Alle Versuche aus den 80igern und 90igern, Schnittstellen zwischen regionalen Einholern/Verteilern mit der Bahn stabil hin zu bekommen, sind an der Qualität der Bahn gescheitert.
Es gab z.B. die Idee, die nationalen Quertransporte (über Nacht) im nationalen Paketdienst auf die Bahn zu legen. Hat alles nicht geklappt.
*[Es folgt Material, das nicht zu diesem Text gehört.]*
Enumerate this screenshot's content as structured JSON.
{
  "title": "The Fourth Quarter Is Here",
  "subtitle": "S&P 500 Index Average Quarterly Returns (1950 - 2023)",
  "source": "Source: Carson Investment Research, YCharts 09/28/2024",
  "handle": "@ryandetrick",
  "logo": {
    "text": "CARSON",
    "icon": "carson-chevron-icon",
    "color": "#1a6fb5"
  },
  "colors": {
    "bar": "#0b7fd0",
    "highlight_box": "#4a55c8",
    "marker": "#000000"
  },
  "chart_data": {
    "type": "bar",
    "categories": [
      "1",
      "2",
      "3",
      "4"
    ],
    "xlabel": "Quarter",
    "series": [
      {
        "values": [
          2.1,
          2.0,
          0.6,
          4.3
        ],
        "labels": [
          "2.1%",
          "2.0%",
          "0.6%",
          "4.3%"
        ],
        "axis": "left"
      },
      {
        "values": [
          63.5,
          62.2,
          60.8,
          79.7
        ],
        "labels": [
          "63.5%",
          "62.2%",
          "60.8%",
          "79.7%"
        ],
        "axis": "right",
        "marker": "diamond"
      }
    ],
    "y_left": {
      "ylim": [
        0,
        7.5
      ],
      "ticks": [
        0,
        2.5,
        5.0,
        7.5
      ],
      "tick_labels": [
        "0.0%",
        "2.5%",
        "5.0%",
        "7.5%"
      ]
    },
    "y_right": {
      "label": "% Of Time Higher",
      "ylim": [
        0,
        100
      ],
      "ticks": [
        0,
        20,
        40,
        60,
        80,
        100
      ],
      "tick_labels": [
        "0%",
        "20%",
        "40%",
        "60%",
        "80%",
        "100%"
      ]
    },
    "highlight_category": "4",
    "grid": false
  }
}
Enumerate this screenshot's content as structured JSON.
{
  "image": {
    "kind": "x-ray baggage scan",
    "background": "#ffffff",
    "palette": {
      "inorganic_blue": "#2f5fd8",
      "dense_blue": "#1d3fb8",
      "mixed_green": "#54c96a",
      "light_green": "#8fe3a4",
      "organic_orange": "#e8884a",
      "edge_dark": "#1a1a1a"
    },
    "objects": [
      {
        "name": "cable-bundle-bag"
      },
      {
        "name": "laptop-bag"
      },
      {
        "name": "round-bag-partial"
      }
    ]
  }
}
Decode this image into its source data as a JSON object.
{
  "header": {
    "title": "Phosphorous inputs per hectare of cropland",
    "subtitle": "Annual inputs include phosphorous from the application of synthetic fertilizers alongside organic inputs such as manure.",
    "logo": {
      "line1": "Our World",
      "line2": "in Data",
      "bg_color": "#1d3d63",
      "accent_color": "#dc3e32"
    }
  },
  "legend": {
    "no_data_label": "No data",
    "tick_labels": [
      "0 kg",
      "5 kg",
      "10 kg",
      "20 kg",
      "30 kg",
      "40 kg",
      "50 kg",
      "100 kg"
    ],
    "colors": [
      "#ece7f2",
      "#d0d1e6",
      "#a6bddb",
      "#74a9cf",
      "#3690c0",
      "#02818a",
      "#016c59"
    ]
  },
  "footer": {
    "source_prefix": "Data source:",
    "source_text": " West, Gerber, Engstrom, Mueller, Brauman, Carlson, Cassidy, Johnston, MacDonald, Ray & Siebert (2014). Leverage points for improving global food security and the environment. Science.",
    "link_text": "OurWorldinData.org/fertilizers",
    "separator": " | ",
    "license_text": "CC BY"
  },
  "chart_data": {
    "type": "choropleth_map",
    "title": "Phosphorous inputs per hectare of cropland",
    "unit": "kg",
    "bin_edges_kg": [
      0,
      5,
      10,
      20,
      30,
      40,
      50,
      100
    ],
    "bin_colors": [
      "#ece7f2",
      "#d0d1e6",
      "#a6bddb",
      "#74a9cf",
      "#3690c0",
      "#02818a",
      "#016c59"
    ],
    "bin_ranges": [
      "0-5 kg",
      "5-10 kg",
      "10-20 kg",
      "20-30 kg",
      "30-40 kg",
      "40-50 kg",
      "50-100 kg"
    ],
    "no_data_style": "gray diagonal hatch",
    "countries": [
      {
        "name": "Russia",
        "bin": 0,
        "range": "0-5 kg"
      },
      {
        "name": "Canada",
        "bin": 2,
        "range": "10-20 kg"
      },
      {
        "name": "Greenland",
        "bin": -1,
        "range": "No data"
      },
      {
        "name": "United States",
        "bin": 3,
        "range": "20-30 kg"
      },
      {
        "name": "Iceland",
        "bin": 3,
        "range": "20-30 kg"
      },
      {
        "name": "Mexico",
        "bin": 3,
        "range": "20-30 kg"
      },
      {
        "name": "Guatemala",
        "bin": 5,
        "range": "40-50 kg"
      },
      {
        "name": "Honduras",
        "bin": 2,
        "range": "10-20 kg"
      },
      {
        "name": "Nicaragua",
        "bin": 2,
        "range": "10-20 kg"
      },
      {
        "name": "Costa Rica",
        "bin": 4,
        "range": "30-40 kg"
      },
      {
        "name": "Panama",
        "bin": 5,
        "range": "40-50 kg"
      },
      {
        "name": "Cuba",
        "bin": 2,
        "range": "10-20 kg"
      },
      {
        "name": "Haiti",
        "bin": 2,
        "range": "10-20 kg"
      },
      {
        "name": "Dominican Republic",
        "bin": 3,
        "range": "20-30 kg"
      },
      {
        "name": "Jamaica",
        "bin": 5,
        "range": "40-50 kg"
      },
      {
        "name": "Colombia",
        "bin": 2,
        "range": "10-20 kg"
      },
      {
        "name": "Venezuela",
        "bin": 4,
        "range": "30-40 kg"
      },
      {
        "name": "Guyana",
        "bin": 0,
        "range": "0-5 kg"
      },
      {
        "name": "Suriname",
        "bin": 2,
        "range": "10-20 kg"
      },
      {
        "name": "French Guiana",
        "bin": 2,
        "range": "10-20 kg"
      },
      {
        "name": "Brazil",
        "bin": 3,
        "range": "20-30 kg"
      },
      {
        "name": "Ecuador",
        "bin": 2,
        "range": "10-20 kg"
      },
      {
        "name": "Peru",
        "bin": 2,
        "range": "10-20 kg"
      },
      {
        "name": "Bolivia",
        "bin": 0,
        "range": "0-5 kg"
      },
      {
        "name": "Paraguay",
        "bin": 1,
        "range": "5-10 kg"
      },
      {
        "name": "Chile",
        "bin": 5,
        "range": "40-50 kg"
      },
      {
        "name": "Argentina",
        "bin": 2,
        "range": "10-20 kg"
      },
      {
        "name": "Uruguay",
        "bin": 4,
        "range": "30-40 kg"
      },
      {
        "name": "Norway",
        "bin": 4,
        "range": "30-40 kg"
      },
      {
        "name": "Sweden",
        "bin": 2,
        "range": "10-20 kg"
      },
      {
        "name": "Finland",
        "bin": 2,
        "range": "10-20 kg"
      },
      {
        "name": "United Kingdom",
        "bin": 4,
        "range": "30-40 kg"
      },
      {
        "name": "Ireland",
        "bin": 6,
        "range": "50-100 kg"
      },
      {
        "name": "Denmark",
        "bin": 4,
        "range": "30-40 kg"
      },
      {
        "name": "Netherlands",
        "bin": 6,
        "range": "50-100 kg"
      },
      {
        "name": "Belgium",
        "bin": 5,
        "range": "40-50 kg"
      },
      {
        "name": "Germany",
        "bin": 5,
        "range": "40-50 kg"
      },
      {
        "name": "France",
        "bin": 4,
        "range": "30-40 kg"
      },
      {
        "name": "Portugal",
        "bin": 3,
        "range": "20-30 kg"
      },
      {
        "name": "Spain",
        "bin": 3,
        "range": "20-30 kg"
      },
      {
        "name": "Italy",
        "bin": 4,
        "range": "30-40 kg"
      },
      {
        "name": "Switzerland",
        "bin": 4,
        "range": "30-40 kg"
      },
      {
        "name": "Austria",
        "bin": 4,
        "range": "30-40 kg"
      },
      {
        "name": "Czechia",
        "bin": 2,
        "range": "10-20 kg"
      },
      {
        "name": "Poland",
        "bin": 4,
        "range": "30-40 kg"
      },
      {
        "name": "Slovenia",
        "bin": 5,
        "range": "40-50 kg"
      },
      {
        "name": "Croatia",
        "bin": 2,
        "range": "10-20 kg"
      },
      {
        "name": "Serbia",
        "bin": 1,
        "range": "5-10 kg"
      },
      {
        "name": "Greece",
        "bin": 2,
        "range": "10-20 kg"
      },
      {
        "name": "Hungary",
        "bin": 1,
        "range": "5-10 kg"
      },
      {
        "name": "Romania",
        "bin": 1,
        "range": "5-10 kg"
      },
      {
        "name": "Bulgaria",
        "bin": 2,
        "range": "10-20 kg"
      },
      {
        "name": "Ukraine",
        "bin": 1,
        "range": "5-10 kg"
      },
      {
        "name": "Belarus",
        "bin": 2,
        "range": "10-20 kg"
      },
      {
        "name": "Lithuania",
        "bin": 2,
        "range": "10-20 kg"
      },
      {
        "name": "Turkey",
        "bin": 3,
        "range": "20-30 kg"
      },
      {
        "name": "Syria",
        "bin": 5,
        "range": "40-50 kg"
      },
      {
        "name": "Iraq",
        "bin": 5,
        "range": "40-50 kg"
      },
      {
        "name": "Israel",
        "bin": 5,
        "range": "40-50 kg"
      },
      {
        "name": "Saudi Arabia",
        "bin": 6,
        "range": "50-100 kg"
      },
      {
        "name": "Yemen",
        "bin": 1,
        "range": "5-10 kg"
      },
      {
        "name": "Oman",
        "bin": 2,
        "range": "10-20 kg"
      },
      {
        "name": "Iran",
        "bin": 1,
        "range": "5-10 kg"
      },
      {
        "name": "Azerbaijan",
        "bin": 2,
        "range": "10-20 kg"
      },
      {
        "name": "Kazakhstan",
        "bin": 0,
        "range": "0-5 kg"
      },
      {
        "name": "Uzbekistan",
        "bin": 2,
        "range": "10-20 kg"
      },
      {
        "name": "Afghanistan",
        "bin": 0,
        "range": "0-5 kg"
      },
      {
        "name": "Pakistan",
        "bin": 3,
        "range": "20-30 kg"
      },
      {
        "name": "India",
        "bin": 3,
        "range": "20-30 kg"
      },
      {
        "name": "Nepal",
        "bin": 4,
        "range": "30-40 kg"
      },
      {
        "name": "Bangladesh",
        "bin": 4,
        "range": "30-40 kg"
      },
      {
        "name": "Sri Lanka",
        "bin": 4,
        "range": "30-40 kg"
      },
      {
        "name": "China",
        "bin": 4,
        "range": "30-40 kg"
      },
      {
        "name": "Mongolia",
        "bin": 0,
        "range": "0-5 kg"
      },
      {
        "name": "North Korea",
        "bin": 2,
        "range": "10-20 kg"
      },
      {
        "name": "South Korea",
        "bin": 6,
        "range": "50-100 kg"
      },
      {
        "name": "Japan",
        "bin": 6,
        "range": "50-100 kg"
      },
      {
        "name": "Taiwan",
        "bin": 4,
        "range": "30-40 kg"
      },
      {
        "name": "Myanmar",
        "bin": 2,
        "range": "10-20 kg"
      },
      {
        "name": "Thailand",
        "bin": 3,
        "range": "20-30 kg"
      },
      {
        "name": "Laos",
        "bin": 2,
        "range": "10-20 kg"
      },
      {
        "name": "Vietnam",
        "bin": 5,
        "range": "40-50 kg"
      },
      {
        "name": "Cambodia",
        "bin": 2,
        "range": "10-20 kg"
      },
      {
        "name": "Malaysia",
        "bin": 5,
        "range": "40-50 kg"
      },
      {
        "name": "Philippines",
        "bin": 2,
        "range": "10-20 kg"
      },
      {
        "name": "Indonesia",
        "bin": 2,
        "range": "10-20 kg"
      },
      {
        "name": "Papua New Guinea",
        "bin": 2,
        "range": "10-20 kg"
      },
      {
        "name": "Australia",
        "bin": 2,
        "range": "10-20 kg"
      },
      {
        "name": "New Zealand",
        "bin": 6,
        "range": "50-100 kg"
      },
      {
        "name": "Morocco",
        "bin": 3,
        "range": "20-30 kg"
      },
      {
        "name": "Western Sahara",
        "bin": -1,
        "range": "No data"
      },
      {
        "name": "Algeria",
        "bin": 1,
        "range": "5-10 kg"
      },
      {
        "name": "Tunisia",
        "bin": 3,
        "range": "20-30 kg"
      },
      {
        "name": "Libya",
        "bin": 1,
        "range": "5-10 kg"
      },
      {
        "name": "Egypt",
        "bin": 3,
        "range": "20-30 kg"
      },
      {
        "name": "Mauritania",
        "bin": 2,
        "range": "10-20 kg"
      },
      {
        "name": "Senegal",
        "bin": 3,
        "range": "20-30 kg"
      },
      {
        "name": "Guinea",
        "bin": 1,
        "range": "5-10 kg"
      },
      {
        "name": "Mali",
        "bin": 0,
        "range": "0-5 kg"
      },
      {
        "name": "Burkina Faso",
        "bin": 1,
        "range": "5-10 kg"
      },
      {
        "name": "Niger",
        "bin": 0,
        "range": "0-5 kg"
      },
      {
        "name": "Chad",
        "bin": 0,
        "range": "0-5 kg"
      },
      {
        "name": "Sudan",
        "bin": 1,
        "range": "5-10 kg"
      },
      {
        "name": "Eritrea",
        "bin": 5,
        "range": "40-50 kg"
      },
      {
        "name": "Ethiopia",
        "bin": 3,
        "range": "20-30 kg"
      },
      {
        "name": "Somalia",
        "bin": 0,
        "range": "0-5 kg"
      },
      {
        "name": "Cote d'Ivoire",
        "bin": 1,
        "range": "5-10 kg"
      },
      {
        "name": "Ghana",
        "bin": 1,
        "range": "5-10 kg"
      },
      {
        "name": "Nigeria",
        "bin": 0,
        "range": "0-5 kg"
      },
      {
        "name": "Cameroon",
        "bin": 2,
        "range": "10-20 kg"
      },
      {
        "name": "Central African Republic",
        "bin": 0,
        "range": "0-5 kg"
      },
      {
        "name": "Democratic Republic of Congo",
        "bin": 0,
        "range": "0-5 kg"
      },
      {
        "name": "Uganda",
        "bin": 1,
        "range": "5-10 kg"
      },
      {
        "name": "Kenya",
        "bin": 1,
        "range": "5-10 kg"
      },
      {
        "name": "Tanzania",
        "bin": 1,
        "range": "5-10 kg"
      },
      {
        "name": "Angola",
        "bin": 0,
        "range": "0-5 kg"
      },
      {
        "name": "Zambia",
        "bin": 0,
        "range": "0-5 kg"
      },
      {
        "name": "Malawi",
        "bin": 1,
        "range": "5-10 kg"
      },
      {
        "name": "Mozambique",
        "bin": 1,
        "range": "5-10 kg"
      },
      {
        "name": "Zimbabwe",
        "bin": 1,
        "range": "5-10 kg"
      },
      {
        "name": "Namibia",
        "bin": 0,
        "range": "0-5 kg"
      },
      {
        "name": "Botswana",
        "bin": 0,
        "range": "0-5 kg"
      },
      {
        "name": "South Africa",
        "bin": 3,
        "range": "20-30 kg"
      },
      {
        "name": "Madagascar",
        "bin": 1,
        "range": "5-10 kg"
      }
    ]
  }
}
Nur wenn der Preis für Strassentransporte erheblich steigen würde, gebe es ein zurück auf die Schiene. Privatbahnen hätten dann eine Marktchance. Bei der Bahn habe ich keine Hoffnung.
hermann meint
Jörg2,
danke
Olli meint
Was für ein Bullshit. Warum nicht einfach die Güter per Schiene transportieren und von Verteilzentren die letzten km per E-LKW? Auf der Schiene gibt es noch Diesel-Locks und das Geld geht in solche bescheuerten Projekte….
newchie meint
Das ist nichts anderes als Geld an die Fa. SIEMENS.
Ein reines Lobbyprojekt!
Schwachsinn pur!
randomhuman meint
Normalerweise haben wir Oberleitungen ja schon für den schienengebundenen Verkehr. Bevor wir also anfangen die Autobahnen damit auszustatten, sollten wir vielleicht eher den restlichen Bahnverkehr elektrifizieren und die Güter wieder vermehrt auf die Schiene bringen. Dann würde man gleichzeitig auch das Problem mit den überfüllten Straßen beheben.
Lewellyn meint
Noch besser wäre, wenn die Oberleitungs-LKW dann eine extra Spur bekommen würden. Dann könnten sie mit mehr Anhängern fahren. Und vielleicht noch statt Gummi Stahlreifen und dann auf Schienen fahren, dann könnten Sie auch mehr Ladung transportieren.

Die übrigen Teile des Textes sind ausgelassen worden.